Les agriculteurs et les planteurs des cacaoyers en territoire de Mambasa, dans la province de l’Ituri à l’Est de la RDC sont traités indignement par la Société Esco-Kivu. Ce mauvais traitement date de Octobre 2024, selon la Convention pour le Développement des Peuples Forestiers, CODEPEF. Le Coordonnateur de cette organisation a alerté sur cette situation, depuis Mardi 11 Février 2025. Mais Esco-Kivu parle d’une mauvaise analyse y relative en promettant répondre aux inquiétudes.
Maître Laurent Kyeya, Coordonnateur de CODEPEF a, devant la presse, confié que des milliers des cultivateurs, qui ne vivent que de leurs champs, sont escroqués, négligés et manipulés par la société Esco-Kivu, sans donner une raison valable à ce traitement. «Concrètement, les agriculteurs emmènent leurs produits agricoles à Esco-Kivu, les acheteurs de Esco-Kivu récupèrent ces produits, sans donner la contrepartie, c’est-à-dire, de l’argent, explique Maître Laurent Kyeya. Ce défenseur des droits humains poursuit que depuis plus de 3 mois, des milliers des cultivateurs passent leurs journées entières en train de négocier ou même de mendier leur propre droit mais sans succès. Si rien n’est fait, nous risquons d’assister au pire, car la tension monte chaque jour entre les deux camps, alerte le Coordonnateur de CODEPEF.
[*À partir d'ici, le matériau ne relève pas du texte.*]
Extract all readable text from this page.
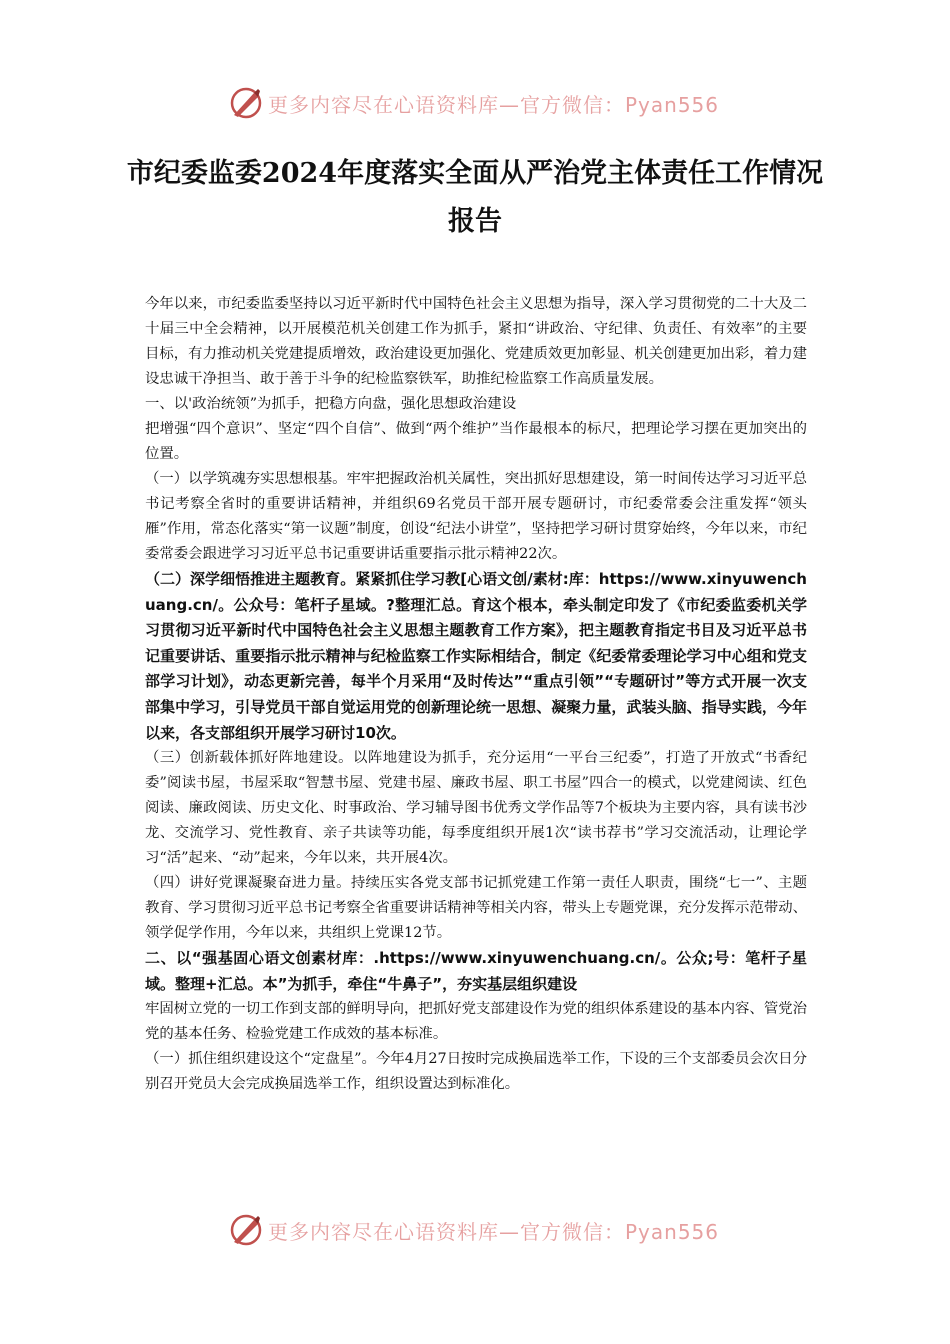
更多内容尽在心语资料库—官方微信：Pyan556
市纪委监委2024年度落实全面从严治党主体责任工作情况报告

今年以来，市纪委监委坚持以习近平新时代中国特色社会主义思想为指导，深入学习贯彻党的二十大及二十届三中全会精神，以开展模范机关创建工作为抓手，紧扣“讲政治、守纪律、负责任、有效率”的主要目标，有力推动机关党建提质增效，政治建设更加强化、党建质效更加彰显、机关创建更加出彩，着力建设忠诚干净担当、敢于善于斗争的纪检监察铁军，助推纪检监察工作高质量发展。

一、以'政治统领”为抓手，把稳方向盘，强化思想政治建设

把增强“四个意识”、坚定“四个自信”、做到“两个维护”当作最根本的标尺，把理论学习摆在更加突出的位置。

（一）以学筑魂夯实思想根基。牢牢把握政治机关属性，突出抓好思想建设，第一时间传达学习习近平总书记考察全省时的重要讲话精神，并组织69名党员干部开展专题研讨，市纪委常委会注重发挥“领头雁”作用，常态化落实“第一议题”制度，创设“纪法小讲堂”，坚持把学习研讨贯穿始终，今年以来，市纪委常委会跟进学习习近平总书记重要讲话重要指示批示精神22次。

（二）深学细悟推进主题教育。紧紧抓住学习教[心语文创/素材:库：https://www.xinyuwenchuang.cn/。公众号：笔杆子星域。?整理汇总。育这个根本，牵头制定印发了《市纪委监委机关学习贯彻习近平新时代中国特色社会主义思想主题教育工作方案》，把主题教育指定书目及习近平总书记重要讲话、重要指示批示精神与纪检监察工作实际相结合，制定《纪委常委理论学习中心组和党支部学习计划》，动态更新完善，每半个月采用“及时传达”“重点引领”“专题研讨”等方式开展一次支部集中学习，引导党员干部自觉运用党的创新理论统一思想、凝聚力量，武装头脑、指导实践，今年以来，各支部组织开展学习研讨10次。

（三）创新载体抓好阵地建设。以阵地建设为抓手，充分运用“一平台三纪委”，打造了开放式“书香纪委”阅读书屋，书屋采取“智慧书屋、党建书屋、廉政书屋、职工书屋”四合一的模式，以党建阅读、红色阅读、廉政阅读、历史文化、时事政治、学习辅导图书优秀文学作品等7个板块为主要内容，具有读书沙龙、交流学习、党性教育、亲子共读等功能，每季度组织开展1次“读书荐书”学习交流活动，让理论学习“活”起来、“动”起来，今年以来，共开展4次。

（四）讲好党课凝聚奋进力量。持续压实各党支部书记抓党建工作第一责任人职责，围绕“七一”、主题教育、学习贯彻习近平总书记考察全省重要讲话精神等相关内容，带头上专题党课，充分发挥示范带动、领学促学作用，今年以来，共组织上党课12节。

二、以“强基固心语文创素材库：.https://www.xinyuwenchuang.cn/。公众;号：笔杆子星域。整理+汇总。本”为抓手，牵住“牛鼻子”，夯实基层组织建设

牢固树立党的一切工作到支部的鲜明导向，把抓好党支部建设作为党的组织体系建设的基本内容、管党治党的基本任务、检验党建工作成效的基本标准。

（一）抓住组织建设这个“定盘星”。今年4月27日按时完成换届选举工作，下设的三个支部委员会次日分别召开党员大会完成换届选举工作，组织设置达到标准化。

更多内容尽在心语资料库—官方微信：Pyan556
Plaidoyer pour résoudre le problème
A la circonstance de cette crise, Laurent Kyeya demande aux autorités de se pencher sur ce dossier pour qu’une solution durable lui soit trouvée. Il conscientise que la survie des nombreuses familles est en danger, des étudiants sont en risque d’abandonner les études et la famine en voie de ravager les familles. En outre, Laurent Kyeya appelle les bonnes volontés à s’investir dans ce dossier en vue de sauver l’avenir et la vie des plusieurs agriculteurs et planteurs des cacaoyers.
Réponse survolée de Esco-Kivu
Pour comprendre précisément de quoi il s’agit, plumedukivu.net a joint les responsables des Esco-Kivu, section de Mambasa, le même Mardi. Un des animateurs de cette entreprise agricole a juste réagi en dire juste quelques mots. En gardant l’anonymat, il a simplement déclaré que le mauvais traitement dont parle la CODEPEF n’est pas une réalité concrète. Selon lui, ce sont des inquiétudes communautaires simples qui ne devront plus être d’actualité dans un bref délai, un bref délai que notre source n’a pas déterminé.